When prices began to decline, margin thresholds were breached en masse, triggering forced liquidations that compounded selling pressure. Each liquidation pushed prices lower, activating additional stop-outs in a cascading feedback loop.
Of the more than $2.5 billion liquidated, approximately $2.41 billion originated from long positions alone. The exchange Hyperliquid emerged as the epicenter of the event, accounting for $598 million in forced closures, with more than 94% tied to bullish bets. Analysts ranked the episode as the 10th-largest liquidation event in crypto history.
Market observers described the episode as “entirely a liquidity situation”, rather than a reflection of deteriorating fundamentals. Data identified three distinct liquidation waves totaling roughly $1.3 billion within just 12 hours, highlighting the speed at which leverage can destabilize prices.
Macro Pressures Amplify Risk Aversion
While leverage provided the spark, broader macroeconomic conditions supplied the accelerant. Several external pressures converged to weaken risk appetite across digital assets:
ETF Outflows: Roughly $1.5 billion exited U.S. spot Bitcoin ETFs in the week preceding the crash, while Ethereum ETFs shed $327 million, signaling institutional retrenchment.
Government Shutdown Anxiety: Uncertainty surrounding a potential U.S. government shutdown—later confirmed as a partial shutdown—added to short-term volatility.
AI Bubble Concerns: Rising skepticism around artificial intelligence valuations resurfaced, prompting broader reassessments of speculative assets.
Macroeconomic Headwinds: Persistent inflation fears and the prospect of renewed central bank tightening pushed investors toward traditional safe havens, including government bonds and gold, draining liquidity from crypto markets.
DeepSeek and the Lingering Shadow of AI-Driven Volatility
Although not a direct catalyst in the current downturn, the memory of prior AI-related shocks continues to shape market psychology. In January 2025, the release of the DeepSeek AI model triggered a sharp selloff, with Bitcoin falling 6.5% below $100,000 and nearly $300 billion erased from the crypto market in days.
That episode established a lasting sensitivity to AI-driven narratives, a dynamic that has carried into 2025–2026. Investors remain wary of abrupt sentiment shifts tied to technological exuberance, reinforcing a more defensive posture during periods of uncertainty.
Further Sell-off Can Lead to Confidence Loss Among Long Term Holders
The current crypto drawdown underscores a critical lesson: market structure matters as much as narrative.
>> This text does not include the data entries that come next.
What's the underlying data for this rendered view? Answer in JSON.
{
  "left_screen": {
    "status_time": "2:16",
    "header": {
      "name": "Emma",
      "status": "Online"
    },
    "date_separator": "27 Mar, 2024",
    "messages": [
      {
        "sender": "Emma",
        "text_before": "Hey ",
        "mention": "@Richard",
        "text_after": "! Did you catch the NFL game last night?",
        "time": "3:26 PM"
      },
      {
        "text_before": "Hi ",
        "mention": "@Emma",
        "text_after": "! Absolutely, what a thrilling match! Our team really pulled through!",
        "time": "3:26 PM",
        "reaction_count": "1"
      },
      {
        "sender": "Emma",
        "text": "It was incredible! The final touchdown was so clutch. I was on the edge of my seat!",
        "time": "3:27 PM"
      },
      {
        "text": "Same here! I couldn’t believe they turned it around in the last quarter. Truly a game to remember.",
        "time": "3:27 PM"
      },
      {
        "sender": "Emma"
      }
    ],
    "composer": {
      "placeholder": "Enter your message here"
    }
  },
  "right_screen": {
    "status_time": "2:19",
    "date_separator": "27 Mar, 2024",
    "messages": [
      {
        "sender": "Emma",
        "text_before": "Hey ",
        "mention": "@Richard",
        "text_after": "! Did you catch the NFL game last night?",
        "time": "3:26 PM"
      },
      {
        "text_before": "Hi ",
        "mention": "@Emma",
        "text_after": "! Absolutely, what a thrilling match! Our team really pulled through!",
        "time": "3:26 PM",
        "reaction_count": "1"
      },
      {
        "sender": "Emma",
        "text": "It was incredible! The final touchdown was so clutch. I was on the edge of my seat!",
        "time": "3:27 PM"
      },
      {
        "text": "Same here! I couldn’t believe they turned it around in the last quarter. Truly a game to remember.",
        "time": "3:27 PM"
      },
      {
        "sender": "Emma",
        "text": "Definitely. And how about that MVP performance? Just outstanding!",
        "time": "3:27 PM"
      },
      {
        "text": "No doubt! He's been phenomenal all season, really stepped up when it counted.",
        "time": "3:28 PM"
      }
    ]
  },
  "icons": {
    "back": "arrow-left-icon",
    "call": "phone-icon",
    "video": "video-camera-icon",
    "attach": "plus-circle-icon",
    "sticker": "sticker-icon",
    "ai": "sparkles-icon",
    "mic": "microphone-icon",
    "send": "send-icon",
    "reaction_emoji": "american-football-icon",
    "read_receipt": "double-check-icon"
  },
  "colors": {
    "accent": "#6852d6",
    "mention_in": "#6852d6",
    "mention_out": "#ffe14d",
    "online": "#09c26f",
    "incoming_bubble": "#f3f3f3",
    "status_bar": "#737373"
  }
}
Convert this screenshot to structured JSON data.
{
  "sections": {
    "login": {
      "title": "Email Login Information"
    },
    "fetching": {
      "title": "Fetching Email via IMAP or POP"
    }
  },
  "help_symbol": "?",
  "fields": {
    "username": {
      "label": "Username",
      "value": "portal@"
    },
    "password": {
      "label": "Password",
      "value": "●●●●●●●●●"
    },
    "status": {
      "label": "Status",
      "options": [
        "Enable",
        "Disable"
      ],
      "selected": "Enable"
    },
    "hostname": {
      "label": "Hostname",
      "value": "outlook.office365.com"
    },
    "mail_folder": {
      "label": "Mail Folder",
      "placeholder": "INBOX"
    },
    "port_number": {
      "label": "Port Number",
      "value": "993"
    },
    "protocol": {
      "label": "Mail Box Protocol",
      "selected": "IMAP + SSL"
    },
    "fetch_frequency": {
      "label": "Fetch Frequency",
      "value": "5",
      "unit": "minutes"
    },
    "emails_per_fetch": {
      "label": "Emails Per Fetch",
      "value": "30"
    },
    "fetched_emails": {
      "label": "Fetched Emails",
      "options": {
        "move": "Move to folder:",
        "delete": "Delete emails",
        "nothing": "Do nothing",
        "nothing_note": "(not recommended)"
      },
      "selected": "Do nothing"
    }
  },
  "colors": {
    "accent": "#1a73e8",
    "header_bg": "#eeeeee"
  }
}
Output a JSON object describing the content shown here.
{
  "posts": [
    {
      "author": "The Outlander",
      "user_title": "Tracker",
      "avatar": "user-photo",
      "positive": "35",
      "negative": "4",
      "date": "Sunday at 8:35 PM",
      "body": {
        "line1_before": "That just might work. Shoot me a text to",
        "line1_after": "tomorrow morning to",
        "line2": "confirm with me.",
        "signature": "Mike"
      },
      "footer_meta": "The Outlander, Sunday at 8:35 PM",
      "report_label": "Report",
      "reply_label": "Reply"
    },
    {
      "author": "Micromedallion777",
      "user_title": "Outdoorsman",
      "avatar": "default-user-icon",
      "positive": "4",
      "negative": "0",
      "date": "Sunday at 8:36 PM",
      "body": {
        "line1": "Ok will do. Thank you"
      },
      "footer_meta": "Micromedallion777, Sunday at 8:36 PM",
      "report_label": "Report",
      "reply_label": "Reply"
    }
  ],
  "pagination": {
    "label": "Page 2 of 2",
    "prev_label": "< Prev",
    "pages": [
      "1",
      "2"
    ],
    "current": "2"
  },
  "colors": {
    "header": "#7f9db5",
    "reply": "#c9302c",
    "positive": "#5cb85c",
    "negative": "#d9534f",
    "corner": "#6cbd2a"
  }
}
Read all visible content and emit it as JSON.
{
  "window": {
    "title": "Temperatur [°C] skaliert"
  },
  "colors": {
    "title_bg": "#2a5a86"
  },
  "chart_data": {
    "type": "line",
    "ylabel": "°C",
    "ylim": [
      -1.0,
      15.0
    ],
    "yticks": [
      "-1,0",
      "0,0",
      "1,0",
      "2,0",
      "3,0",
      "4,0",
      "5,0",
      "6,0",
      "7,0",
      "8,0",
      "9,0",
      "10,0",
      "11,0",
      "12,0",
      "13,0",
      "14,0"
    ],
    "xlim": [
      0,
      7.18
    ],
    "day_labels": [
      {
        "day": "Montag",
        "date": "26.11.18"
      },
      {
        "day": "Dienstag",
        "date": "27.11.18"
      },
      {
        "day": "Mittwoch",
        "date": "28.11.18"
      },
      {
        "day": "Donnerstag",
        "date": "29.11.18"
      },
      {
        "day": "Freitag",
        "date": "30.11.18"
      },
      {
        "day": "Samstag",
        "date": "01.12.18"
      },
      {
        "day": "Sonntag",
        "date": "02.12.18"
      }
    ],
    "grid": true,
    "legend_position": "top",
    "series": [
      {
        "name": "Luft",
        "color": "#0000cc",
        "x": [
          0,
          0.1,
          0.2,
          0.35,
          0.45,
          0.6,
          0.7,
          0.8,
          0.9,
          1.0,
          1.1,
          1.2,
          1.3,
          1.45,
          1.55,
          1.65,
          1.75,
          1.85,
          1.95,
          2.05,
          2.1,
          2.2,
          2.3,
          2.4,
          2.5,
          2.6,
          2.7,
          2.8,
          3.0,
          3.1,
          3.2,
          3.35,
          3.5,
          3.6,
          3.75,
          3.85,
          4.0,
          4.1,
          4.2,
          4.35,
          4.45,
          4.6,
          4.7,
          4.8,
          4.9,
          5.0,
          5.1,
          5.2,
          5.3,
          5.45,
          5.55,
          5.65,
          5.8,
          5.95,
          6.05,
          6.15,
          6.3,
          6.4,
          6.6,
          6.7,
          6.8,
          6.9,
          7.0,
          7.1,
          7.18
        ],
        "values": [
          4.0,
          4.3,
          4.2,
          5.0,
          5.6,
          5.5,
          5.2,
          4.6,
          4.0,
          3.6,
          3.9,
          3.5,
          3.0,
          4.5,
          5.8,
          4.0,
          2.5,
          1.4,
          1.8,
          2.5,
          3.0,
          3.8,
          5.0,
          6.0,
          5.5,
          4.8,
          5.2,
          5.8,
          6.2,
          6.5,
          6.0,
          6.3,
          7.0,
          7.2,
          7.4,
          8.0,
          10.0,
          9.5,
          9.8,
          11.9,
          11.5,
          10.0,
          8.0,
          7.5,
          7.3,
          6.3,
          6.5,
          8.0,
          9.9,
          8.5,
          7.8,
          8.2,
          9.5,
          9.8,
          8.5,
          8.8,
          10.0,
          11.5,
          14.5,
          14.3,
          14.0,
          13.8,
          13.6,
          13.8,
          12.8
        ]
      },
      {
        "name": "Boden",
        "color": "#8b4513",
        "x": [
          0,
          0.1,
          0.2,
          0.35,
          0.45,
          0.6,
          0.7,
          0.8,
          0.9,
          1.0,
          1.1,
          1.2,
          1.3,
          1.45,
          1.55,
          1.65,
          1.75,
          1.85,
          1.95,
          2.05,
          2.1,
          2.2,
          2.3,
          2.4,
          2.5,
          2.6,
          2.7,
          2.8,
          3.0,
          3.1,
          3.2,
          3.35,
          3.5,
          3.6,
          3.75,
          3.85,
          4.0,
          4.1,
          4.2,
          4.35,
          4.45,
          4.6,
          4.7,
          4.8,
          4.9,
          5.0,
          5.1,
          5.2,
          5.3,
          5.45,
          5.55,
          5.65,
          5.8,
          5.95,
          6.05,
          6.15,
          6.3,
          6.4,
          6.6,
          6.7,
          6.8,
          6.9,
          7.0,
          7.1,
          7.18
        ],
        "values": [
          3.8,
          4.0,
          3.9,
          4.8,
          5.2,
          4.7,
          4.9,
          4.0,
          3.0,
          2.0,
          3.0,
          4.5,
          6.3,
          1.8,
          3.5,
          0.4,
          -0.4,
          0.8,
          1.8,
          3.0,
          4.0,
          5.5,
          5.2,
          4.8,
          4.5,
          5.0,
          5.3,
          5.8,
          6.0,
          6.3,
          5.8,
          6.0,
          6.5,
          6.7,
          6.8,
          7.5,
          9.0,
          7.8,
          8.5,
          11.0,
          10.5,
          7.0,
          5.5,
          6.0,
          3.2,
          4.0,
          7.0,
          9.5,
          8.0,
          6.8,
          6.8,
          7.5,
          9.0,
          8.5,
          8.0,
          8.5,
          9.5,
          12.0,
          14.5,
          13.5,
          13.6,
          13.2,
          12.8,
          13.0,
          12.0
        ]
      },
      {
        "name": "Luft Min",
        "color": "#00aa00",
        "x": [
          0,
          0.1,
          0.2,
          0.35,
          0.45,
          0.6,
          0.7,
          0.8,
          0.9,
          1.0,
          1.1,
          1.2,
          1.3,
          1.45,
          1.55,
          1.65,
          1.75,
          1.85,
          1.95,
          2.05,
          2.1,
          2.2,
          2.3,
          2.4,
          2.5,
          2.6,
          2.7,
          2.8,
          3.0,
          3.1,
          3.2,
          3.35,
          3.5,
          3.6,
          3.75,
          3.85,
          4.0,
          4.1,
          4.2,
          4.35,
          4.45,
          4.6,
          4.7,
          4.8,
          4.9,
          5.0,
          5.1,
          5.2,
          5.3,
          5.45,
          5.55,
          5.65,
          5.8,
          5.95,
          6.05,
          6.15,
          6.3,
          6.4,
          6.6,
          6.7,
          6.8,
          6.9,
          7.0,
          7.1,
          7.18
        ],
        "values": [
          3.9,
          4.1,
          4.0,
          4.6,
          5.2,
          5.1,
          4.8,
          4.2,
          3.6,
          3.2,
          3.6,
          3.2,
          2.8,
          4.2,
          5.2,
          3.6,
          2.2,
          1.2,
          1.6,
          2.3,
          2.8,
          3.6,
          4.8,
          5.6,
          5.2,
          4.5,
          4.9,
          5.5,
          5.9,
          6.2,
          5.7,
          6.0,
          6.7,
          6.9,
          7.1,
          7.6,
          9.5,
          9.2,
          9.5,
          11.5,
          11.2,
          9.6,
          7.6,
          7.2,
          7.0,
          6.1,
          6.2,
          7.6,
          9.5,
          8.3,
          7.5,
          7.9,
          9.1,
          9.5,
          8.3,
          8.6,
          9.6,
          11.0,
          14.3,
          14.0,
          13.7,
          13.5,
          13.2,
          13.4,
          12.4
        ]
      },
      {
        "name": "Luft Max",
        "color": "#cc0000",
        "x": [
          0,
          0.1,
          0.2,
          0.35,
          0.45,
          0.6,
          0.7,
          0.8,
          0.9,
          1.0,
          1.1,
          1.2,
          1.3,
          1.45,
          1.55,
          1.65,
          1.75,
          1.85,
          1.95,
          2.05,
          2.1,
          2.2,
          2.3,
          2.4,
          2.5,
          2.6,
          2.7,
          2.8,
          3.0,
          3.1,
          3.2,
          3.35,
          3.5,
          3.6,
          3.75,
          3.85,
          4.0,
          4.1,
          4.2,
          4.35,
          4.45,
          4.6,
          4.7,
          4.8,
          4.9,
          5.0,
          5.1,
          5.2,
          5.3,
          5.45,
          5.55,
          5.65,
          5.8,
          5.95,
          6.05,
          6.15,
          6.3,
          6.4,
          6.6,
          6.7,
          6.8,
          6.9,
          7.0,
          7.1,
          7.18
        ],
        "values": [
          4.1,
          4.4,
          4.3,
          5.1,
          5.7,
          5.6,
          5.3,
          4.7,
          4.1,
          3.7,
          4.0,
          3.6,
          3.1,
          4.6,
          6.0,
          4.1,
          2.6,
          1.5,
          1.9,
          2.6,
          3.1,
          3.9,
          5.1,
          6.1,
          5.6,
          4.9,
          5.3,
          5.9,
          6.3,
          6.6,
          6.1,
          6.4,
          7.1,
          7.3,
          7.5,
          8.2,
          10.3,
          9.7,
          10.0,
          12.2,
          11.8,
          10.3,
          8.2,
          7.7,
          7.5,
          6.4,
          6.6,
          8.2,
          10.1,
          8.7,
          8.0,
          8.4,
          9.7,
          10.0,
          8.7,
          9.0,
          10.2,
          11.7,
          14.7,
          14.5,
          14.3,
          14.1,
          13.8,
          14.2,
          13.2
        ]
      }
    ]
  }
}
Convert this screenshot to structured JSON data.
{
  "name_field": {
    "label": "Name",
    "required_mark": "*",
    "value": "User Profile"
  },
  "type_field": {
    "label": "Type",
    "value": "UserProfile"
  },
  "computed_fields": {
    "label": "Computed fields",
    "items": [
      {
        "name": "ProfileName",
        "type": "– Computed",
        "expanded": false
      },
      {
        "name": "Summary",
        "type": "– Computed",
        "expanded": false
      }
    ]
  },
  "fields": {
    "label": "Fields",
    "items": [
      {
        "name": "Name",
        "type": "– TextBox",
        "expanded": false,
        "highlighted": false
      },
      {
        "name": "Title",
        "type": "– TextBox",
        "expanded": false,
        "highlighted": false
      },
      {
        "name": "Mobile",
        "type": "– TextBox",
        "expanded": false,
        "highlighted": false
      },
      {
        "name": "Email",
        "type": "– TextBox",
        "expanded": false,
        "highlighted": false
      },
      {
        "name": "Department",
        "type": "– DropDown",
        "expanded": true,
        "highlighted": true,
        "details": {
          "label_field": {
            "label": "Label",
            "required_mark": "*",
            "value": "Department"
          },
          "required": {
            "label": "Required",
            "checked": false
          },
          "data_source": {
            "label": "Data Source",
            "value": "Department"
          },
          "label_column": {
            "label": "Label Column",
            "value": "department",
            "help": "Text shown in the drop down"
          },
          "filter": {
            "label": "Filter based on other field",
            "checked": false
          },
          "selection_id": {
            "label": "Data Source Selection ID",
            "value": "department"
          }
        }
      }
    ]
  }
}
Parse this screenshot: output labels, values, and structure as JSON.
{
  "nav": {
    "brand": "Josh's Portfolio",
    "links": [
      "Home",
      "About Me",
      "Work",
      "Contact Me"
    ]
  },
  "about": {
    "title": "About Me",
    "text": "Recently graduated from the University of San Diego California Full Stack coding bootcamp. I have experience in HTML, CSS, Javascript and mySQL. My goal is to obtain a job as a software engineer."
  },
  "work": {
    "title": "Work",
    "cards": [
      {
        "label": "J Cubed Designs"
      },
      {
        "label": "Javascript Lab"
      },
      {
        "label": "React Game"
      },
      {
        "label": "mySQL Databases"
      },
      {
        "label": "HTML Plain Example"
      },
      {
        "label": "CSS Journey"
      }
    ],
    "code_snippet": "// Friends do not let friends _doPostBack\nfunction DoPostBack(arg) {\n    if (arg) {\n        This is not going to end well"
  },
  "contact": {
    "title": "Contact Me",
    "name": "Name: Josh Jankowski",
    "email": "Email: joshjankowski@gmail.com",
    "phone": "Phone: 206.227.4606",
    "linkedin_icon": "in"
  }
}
Excessive leverage, when left unchecked, can overwhelm even resilient long-term theses.
For investor-minded participants:
Monitor leverage metrics and funding rates as early warning indicators
Treat support levels near $74,500 for Bitcoin and $2,690 for Ethereum as decisive inflection points
Expect selective, liquidity-driven rebounds rather than broad-based recoveries
Recognize that confidence—not catalysts—will ultimately determine the market’s next phase
Until leverage normalizes and capital flows stabilize, crypto markets are likely to remain volatile, range-bound, and highly sensitive to shifts in macro sentiment.